Cloning, much in the news, involves taking those microscopic eggs flushed from an animal and removing the DNA from them. Cells grown from tissue give DNA to a valuable animal and his/her DNA is inserted into the egg, creating an embryonic ‘twin’ of the donor. If five are produced and born this would not be offspring of the cow but rather sisters to her with identical DNA. There is nothing changed about the animal – it simply reproduces itself. This technology could be of use for endangered livestock breeds, or animals with very outstanding traits. In cases like “Scamper”, a world champion barrel racing gelding, his ability to reproduce was removed when he was neutered. In August of 2006 “Clayton”, his clone, was born – through Clayton Scamper’s abilities as a barrel racer are able to be passed on to breed mares even though Scamper himself was not able to do so. Clones do not necessarily have the same markings – five Ayrshire cows won’t have the same exact spots – but they DO share other traits. Cloning, being a new technology, is still very expensive and difficult. A cow might cost $20,000 to produce – horses are said to be nearer $150,000. You can be assured that a $20,000 calf is not going to be sold for 75cents per pound as hamburger. However, if there are five bulls with superior traits for muscle (which translates to meat) their offspring would be likely to enter the food chain, as would the milk from cloned dairy animals.

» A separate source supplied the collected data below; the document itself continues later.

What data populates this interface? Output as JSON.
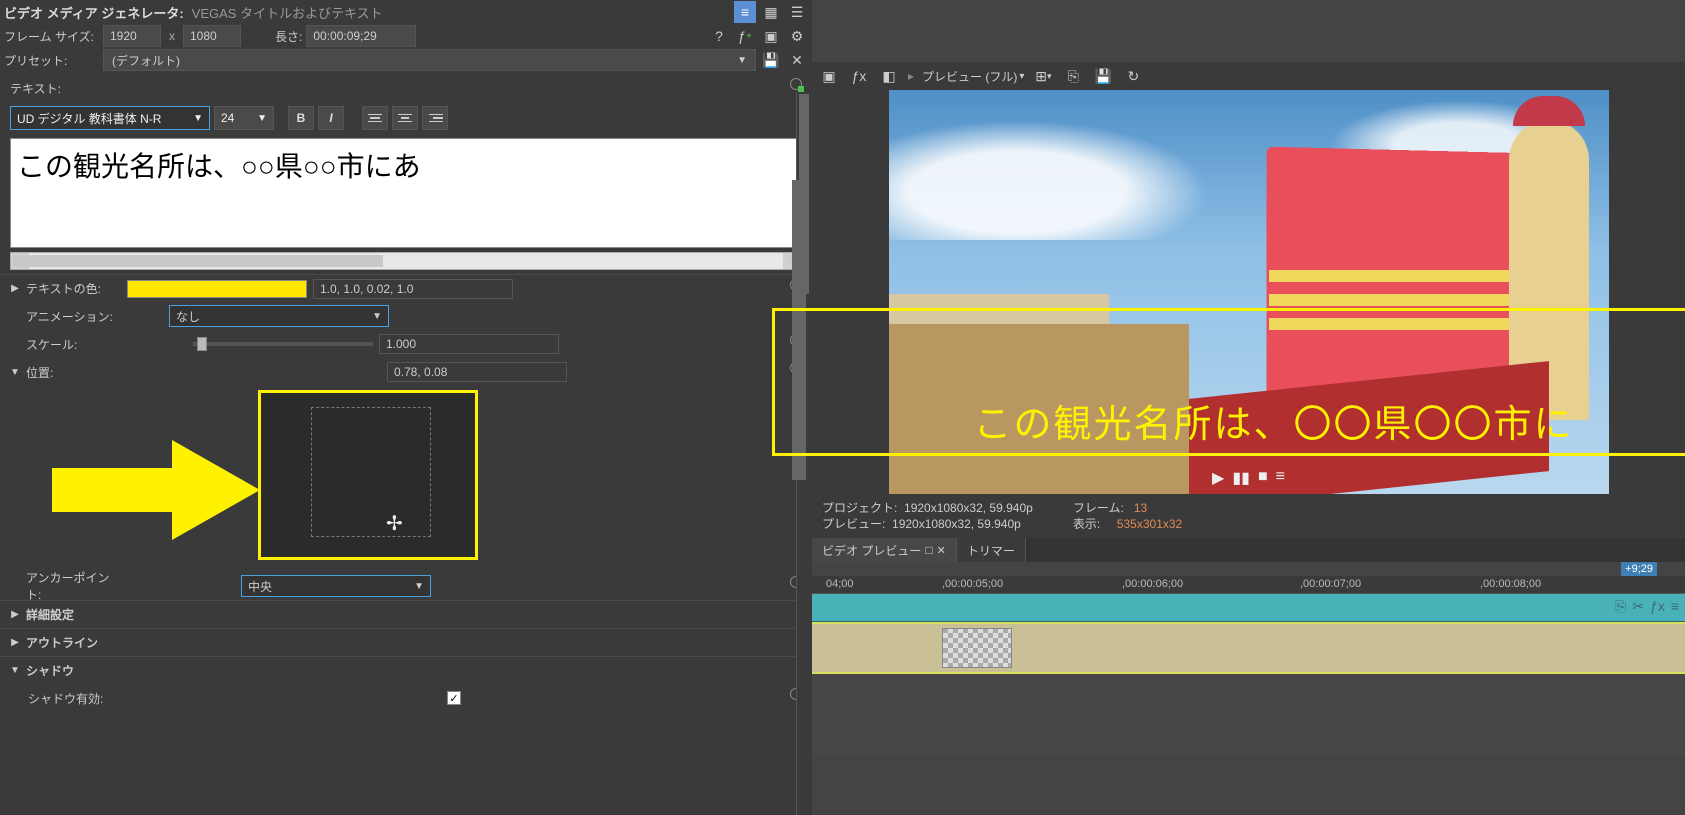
{
  "header": {
    "title": "ビデオ メディア ジェネレータ:",
    "subtitle": "VEGAS タイトルおよびテキスト",
    "frame_size_label": "フレーム サイズ:",
    "width": "1920",
    "x": "x",
    "height": "1080",
    "length_label": "長さ:",
    "length_value": "00:00:09;29",
    "preset_label": "プリセット:",
    "preset_value": "(デフォルト)"
  },
  "text_section": {
    "label": "テキスト:",
    "font": "UD デジタル 教科書体 N-R",
    "size": "24",
    "bold": "B",
    "italic": "I",
    "content": "この観光名所は、○○県○○市にあ"
  },
  "props": {
    "text_color_label": "テキストの色:",
    "text_color_hex": "#ffe600",
    "text_color_rgba": "1.0, 1.0, 0.02, 1.0",
    "animation_label": "アニメーション:",
    "animation_value": "なし",
    "scale_label": "スケール:",
    "scale_value": "1.000",
    "position_label": "位置:",
    "position_value": "0.78, 0.08",
    "anchor_label": "アンカーポイント:",
    "anchor_value": "中央",
    "advanced_label": "詳細設定",
    "outline_label": "アウトライン",
    "shadow_label": "シャドウ",
    "shadow_enable_label": "シャドウ有効:"
  },
  "preview": {
    "toolbar_preview": "プレビュー (フル)",
    "subtitle": "この観光名所は、〇〇県〇〇市に",
    "info": {
      "project_label": "プロジェクト:",
      "project_value": "1920x1080x32, 59.940p",
      "preview_label": "プレビュー:",
      "preview_value": "1920x1080x32, 59.940p",
      "frame_label": "フレーム:",
      "frame_value": "13",
      "display_label": "表示:",
      "display_value": "535x301x32"
    },
    "tabs": {
      "video_preview": "ビデオ プレビュー",
      "trimmer": "トリマー",
      "pin": "□",
      "close": "✕"
    },
    "ruler_marker": "+9;29"
  },
  "timeline": {
    "ticks": [
      "04;00",
      ",00:00:05;00",
      ",00:00:06;00",
      ",00:00:07;00",
      ",00:00:08;00"
    ]
  }
}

Transgenic takes things further still, inserting a gene trait for a specific thing into the egg. For example, a trait might be a protein from humans in the milk that assists with human medical issues. http://www.transgenics.com/products/questions.html provides more detailed answers to how these are used.
Hybrid is another misunderstood term – more commonly in livestock called crossbred. One breed crossed to another is a hybrid as is creatures like the beefalo (produced by crossing bison and cattle) and mule (donkey and horse cross). “Hybrid vigor” is a term when the offspring combine the best qualities from both parents. An example might be crossing a Holstein (for milk production volume) with a Brown Swiss (for protein) to produce a cow who has a higher amount of protein and more milk then the parents.
Each of these methods can have a place in agriculture and livestock production. Some of these methods have been responsible for making US animals among the most productive in the world. It has spread good genetics further than otherwise possible and produced proteins in higher volumes for medical treatments. While the possibility for abuse exists, the probability of advances are good. A balance is important.